Has Harford County's economic development program matured to the point where the former attractions are just not as alluring as they once were?
Has the magical "fast track" building approval become less potent in wooing new businesses to locate in the county? Is Harford's inventory of affordable, available commercial land too limited to continue the boom in warehousing operations (taking advantage of its location along Interstate 95)? Has the cost of its land risen so far as to hinder its competitiveness?
Harford's recent failure to land two big-name companies with planned distribution centers employing nearly 1,000 people has given rise to these questions.
So has the warning by James Fielder, who left the county economic development director's post for a state job this spring, that Harford has an inadequate supply of large commercially zoned properties.
Paul Gilbert, the former president of BLC Properties who succeeded Mr.

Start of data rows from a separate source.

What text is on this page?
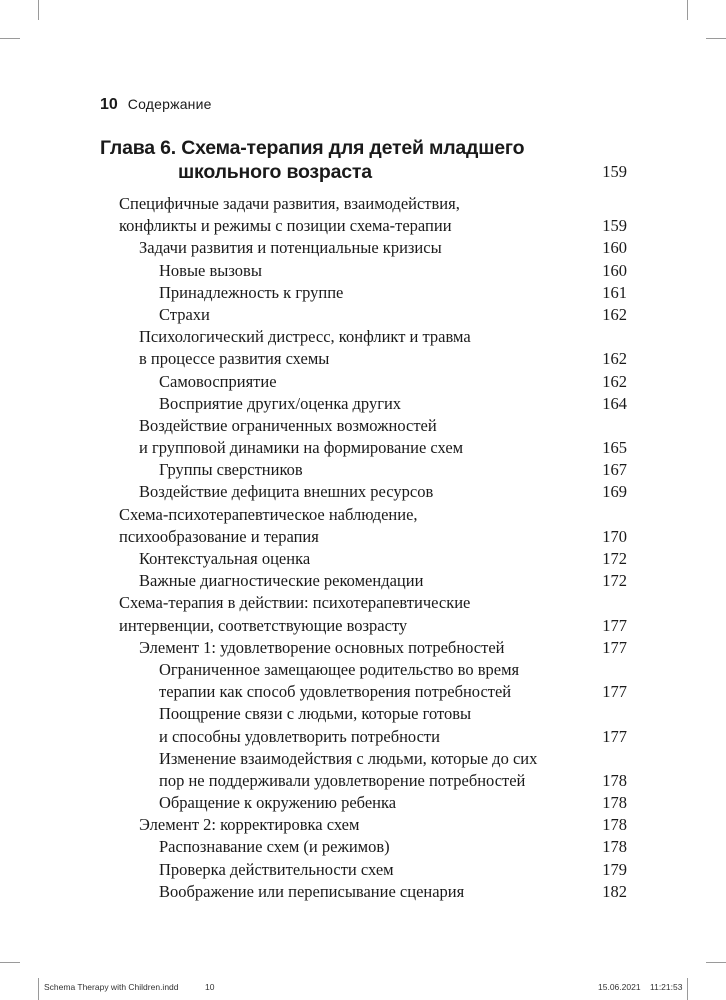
10 Содержание
Глава 6. Схема-терапия для детей младшего
школьного возраста	159
Специфичные задачи развития, взаимодействия,
конфликты и режимы с позиции схема-терапии	159
Задачи развития и потенциальные кризисы	160
Новые вызовы	160
Принадлежность к группе	161
Страхи	162
Психологический дистресс, конфликт и травма
в процессе развития схемы	162
Самовосприятие	162
Восприятие других/оценка других	164
Воздействие ограниченных возможностей
и групповой динамики на формирование схем	165
Группы сверстников	167
Воздействие дефицита внешних ресурсов	169
Схема-психотерапевтическое наблюдение,
психообразование и терапия	170
Контекстуальная оценка	172
Важные диагностические рекомендации	172
Схема-терапия в действии: психотерапевтические
интервенции, соответствующие возрасту	177
Элемент 1: удовлетворение основных потребностей	177
Ограниченное замещающее родительство во время
терапии как способ удовлетворения потребностей	177
Поощрение связи с людьми, которые готовы
и способны удовлетворить потребности	177
Изменение взаимодействия с людьми, которые до сих
пор не поддерживали удовлетворение потребностей	178
Обращение к окружению ребенка	178
Элемент 2: корректировка схем	178
Распознавание схем (и режимов)	178
Проверка действительности схем	179
Воображение или переписывание сценария	182
Schema Therapy with Children.indd	10	15.06.2021 11:21:53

Fielder, disagrees about the available inventory of sites for new business. But he agrees that the competition for new businesses is becoming more a battle of financial incentives than of intangibles and convenience.

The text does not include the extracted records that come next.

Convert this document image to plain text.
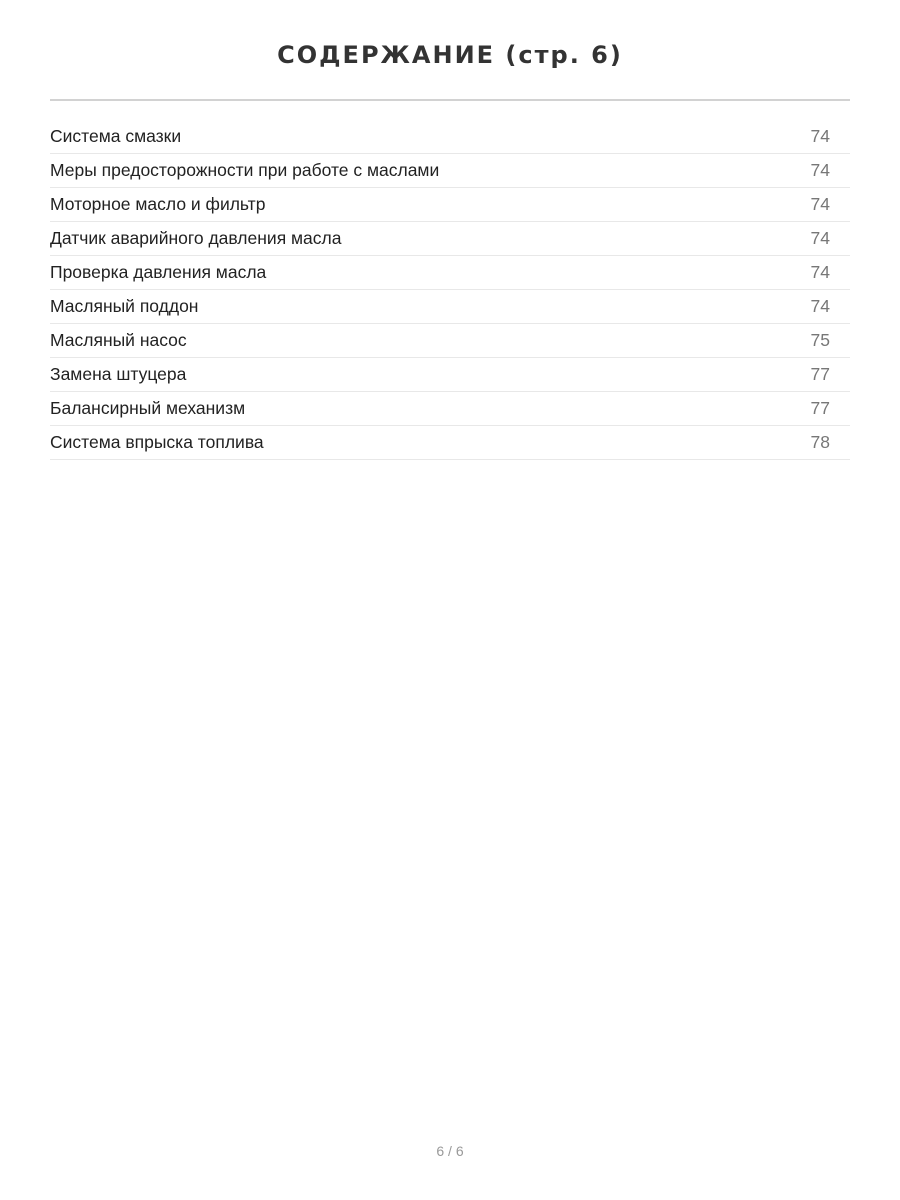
СОДЕРЖАНИЕ (стр. 6)
Система смазки	74
Меры предосторожности при работе с маслами	74
Моторное масло и фильтр	74
Датчик аварийного давления масла	74
Проверка давления масла	74
Масляный поддон	74
Масляный насос	75
Замена штуцера	77
Балансирный механизм	77
Система впрыска топлива	78
6 / 6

Harford lost out on regional distribution centers for Time Warner Entertainment movie merchandise and the Starbucks coffee chain because these companies could get better financial deals by locating elsewhere.
Companies may explain their decisions by other factors, Mr. Gilbert noted, because no company wants to publicly admit that its choice is based on taxpayer handouts.

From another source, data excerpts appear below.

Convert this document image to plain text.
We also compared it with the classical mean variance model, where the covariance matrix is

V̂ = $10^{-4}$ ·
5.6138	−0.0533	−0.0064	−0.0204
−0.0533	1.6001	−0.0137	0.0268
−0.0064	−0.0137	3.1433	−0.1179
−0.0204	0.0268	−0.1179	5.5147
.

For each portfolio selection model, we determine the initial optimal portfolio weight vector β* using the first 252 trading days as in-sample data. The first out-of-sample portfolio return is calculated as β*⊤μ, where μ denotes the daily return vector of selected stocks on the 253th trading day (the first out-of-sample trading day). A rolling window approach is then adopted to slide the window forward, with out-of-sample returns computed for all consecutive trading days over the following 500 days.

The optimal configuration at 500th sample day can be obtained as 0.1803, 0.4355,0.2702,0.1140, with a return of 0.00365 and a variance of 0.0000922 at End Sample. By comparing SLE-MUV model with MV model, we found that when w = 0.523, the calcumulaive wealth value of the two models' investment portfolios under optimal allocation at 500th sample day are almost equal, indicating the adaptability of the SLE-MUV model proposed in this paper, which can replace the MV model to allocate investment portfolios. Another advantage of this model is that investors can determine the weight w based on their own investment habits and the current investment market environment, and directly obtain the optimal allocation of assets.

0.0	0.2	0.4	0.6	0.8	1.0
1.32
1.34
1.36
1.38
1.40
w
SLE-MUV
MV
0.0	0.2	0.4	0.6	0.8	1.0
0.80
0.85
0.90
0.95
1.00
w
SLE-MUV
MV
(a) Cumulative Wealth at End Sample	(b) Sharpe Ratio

Fast-track and Harford's existing array of brand-name warehouses were attractions, but they couldn't outweigh the incentives offered by competing locations, which also had the desirable transportation access that Harford does.
Time Warner located its new warehouse in White Marsh, Baltimore County, publicly citing closer access to the Port of Baltimore as a deciding factor.
In fact, the deal was closed by Nottingham Properties' offering a cheaper price on its land than Harford developers could match, Mr. Gilbert insists. He should know, for BLC Properties was trying to entice Time Warner to its site. "There's no way we could go that low, even with state help," he said.
The Baltimore County developer, eager to get this key tenant to launch its commercial development plans, simply underpriced the land, he explained.
It's the loss-leader principle, getting an established business tenant for a cut-rate price in order to lure future tenants at higher rates.
The same kind of bottom-line calculation influenced the decision of Starbucks coffee chain to bypass Harford County for more attractive conditions in York, Pa.
Starbucks officials noted that the Pennsylvania location allowed them to be the first tenant in the park, giving their name to the entire development. Starbucks also cited the availability of adjacent land at the York site for future expansion.
Mr. Gilbert takes exception to that public explanation. The simple reason, he said, is that Pennsylvania offered nearly $13 million in low-cost loans and incentives to land Starbucks, something that Maryland and Harford could not match.
"It was a simple matter of dollars, but I don't expect a company to come out and say that," he observed. Maryland's lack of deep pockets, and of creative land-leasing instruments to clinch the deal, left it a distant second to the Pennsylvania package.
The controversy over Starbucks also touched on local sensitivities.
Mr. Fielder had warned that Harford lacked a sufficient inventory of large commercially zoned properties. Since BLC is the largest business park developer in Harford, Mr. Gilbert took that as a sort of personal affront, as well as an inaccurate analysis of Harford's available business land.
The Starbucks episode also raised Mr. Gilbert's concern that the state development agency, for which Mr. Fielder works, has not created the financial and structural programs needed to lure major employers to the state. Part of his disappointment stems from a personal difference over development strategy with Mark Wasserman, the state development chief.
Despite the setbacks, Harford's prime location along I-95 continues to keep it in the hunt for East Coast warehouse operations. Supervalu Inc., a national food wholesaler, recently purchased two existing buildings in Perryman and hopes to see 400 employees there within a few years. It's moving here from Hagerstown -- with the aid of a $500,000 worker training grant from the state.
Harford officials are also hopeful of getting the new Saks Fifth Avenue distribution center, in competition with a central New Jersey site. The New York department store chain would bring nearly 400 jobs to the new facility. But the retailer is still undecided, calling the two states equal in their offers, and waiting for the rivals to improve their bids. Just what Maryland will finally put on the table remains a guarded secret. Sometimes, what looks like economic development is just moving jobs from one company to another, without any real gain. CarnaudMetalbox Enterprises opened a new factory in Riverside Business Park last year, employing two dozen workers. Last month, Susquehanna Metal Box in Havre de Grace announced it would close. The reason? A Carnaud Metalbox factory (not necessarily the Riverside plant) will make the Kiwi shoe polish cans turned out for 35 years by Susquehanna's workers.
Mike Burns is The Baltimore Sun's editorial writer in Harford County.